Hay que morir... hay que dar cuenta a Dios... ¿y después? ¿cuál será mi término o destino definitivo? ¿El cielo o el infierno? ¡Cómo se olvidan estas verdades! No seamos viajeros irreflexivos. Caminamos a una eternidad que ha de ser feliz o desdichada, ¡para siempre! Estamos al borde de un precipicio eterno.
Benjamín Martín Sánchez
En Nebraska, América del Norte, ocurrió lo siguiente:
Un joven indujo a su madre a que le cediera el patrimonio antes de tiempo; luego, despiadado, la arrojó de casa. La pobre mujer acudió a un abogado, el cual patrocinó su causa.
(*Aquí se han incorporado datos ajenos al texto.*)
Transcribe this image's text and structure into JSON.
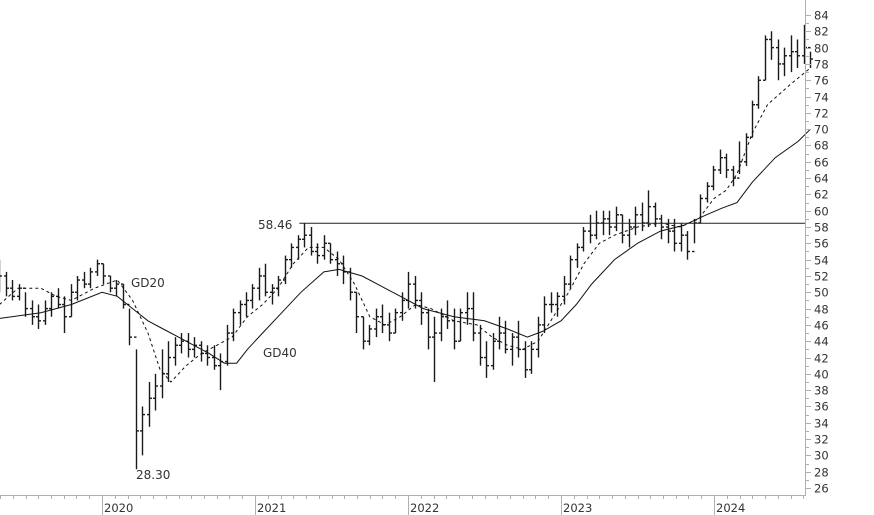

Entonces aquel bribón de hijo quiso vengarse hasta del abogado. Y una noche, mientras éste se hallaba fuera, penetró en su habitación con una cesta que contenía una serpiente venenosa. Introducida en el despacho la cesta, la descubrió y la sacudió para hacer salir de ella a la serpiente; y apenas la vio caer al suelo quiso cerrar de prisa la puerta, mas la serpiente, en un abrir y cerrar de ojos, se le echó encima y lo mordió en un brazo y le ciñó fuertemente el cuello. El desgraciado bajaba las escaleras dando aullidos, y al llegar a la calle cayó al suelo y murió.
Poco después volvió a casa el abogado, el cual, al ver en el despacho la cesta vacía, comprendió lo ocurrido y dio gracias a Dios por haber escapado de aquella venganza salvaje.
¡He aquí cómo castiga Dios a los malos hijos! Aquí viene bien aquel proverbio:
«El que ama la trampa, es el primero en caer en ella.»
Mauricio Rufino, Vademécum de ejemplos predicables, Editorial Herder, Barcelona 1962, N° 1415.